SmartStream explores the importance of effectively managing collateral to handle complex transaction data processing and discusses how its agile collateral management system is adaptable to regulatory developments and changing market conditions
In one of the biggest changes to the derivatives industry since the financial crisis of 2007–08, the Basel Committee on Banking Supervision’s framework for phasing in the exchange of margin on non-centrally cleared derivatives has brought about a need for new systems and technology to handle greater complexity in processing transaction data.
Because of this, managing collateral effectively has become an increasingly important discipline, requiring additional resources and computational power. Recent lobbying efforts from the industry to raise counterparty exposure thresholds for initial margin (IM) requirements have fallen short. Compliance preparations are driving a need for connectivity among data systems to ensure effective monitoring, as all firms expecting an aggregate average notional amount of more than $8 billion – even if their counterparty exposure falls below the $50 million threshold – are required to at least have monitoring systems in place.
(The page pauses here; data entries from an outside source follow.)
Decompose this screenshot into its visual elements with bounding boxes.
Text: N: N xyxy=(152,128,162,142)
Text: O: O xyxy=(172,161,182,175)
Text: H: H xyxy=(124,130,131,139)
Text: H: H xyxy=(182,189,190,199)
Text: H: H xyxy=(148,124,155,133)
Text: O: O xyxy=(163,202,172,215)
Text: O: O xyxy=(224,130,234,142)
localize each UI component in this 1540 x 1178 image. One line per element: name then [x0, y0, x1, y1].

As a managed services vendor specialising in transaction management technology, SmartStream has developed an agile and stress-tested collateral management system that is adaptable to changing market conditions and regulatory developments.
Beyond phase one
A day of chaotic trading marked the first compliance deadline of September 1, 2016, covering the US, the European Union, Japan, Australia, Hong Kong and Singapore – the result of documentation and operational backlog. Upcoming September deadlines each year until the final ‘big bang’ in 2020 – expected to affect more than 1,100 buy-side firms – will bring successive tiers of counterparties into the fold. For firms within scope of IM, a sophisticated collateral management tool is a necessity – especially for those with a complex portfolio or who are anticipating regulatory arbitrage opportunities.
While aligning systems in preparation for IM requirements in September 2020 is a tactical solution for some, what began as a compliance burden also presents an opportunity to forge a strategic direction beyond collateral management – enhancing cash and liquidity management, reference data, reconciliations, corporate actions and expense management.
“One of the interesting things we see is that those who have already completed the move on phase one are actually looking and needing more interconnectivity between internal as well as external systems,” says Jason Ang, collateral management program manager at SmartStream.
When it comes to IM requirements, adaptability is another key factor in effective management of operational risks – particularly in an evolving regulatory environment. A higher degree of automation can help make the process more manageable, moving towards an exception-based approach to processing margin calls so firms can focus their resources more effectively.
With this goal in mind, connectivity between front- and back-end systems plays an important role in streamlining the process, while maintaining a clear audit trail and the ability to add in approval steps where necessary. For this – based on a high-level view of creating efficiencies and managing risk – a holistic approach is more effective than a less integrated solution.
Increasingly, buy-side clients are requesting a turnkey cloud-based solution to avoid having to worry about hosting, when and how to upgrade, or hiring database experts – allowing financial firms to focus on their competitive and comparative advantages. One positive consequence of the phase-in for smaller players is that systems are already in place that can easily handle their data.
“One of the key points that we’re bringing in from the tier-one side as well is the fact that we don’t co-mingle data, because data protection and data integrity is very important,” says Ang. Doing so ensures additional operational risks are not introduced through the addition of new systems to handle new requirements, particularly when scaling up transaction volume.
“We have been working with a number of our clients for more than 10 years now, and that includes clients in Japan, Hong Kong, Singapore, all the way down to Australia and New Zealand,” says Radha Pillay, SmartStream’s regional sales director for Asia-Pacific, noting that the firm continues to expand its solutions in the region as the phase-in brings smaller players into the regulatory regime. At the same time, these systems are already being deployed among large institutions at a scale that ensures a certain level of stability and reliability for a rapidly growing number of smaller clients – easing regulators’ potential worries relating to implementation, and helping to make markets safer for all.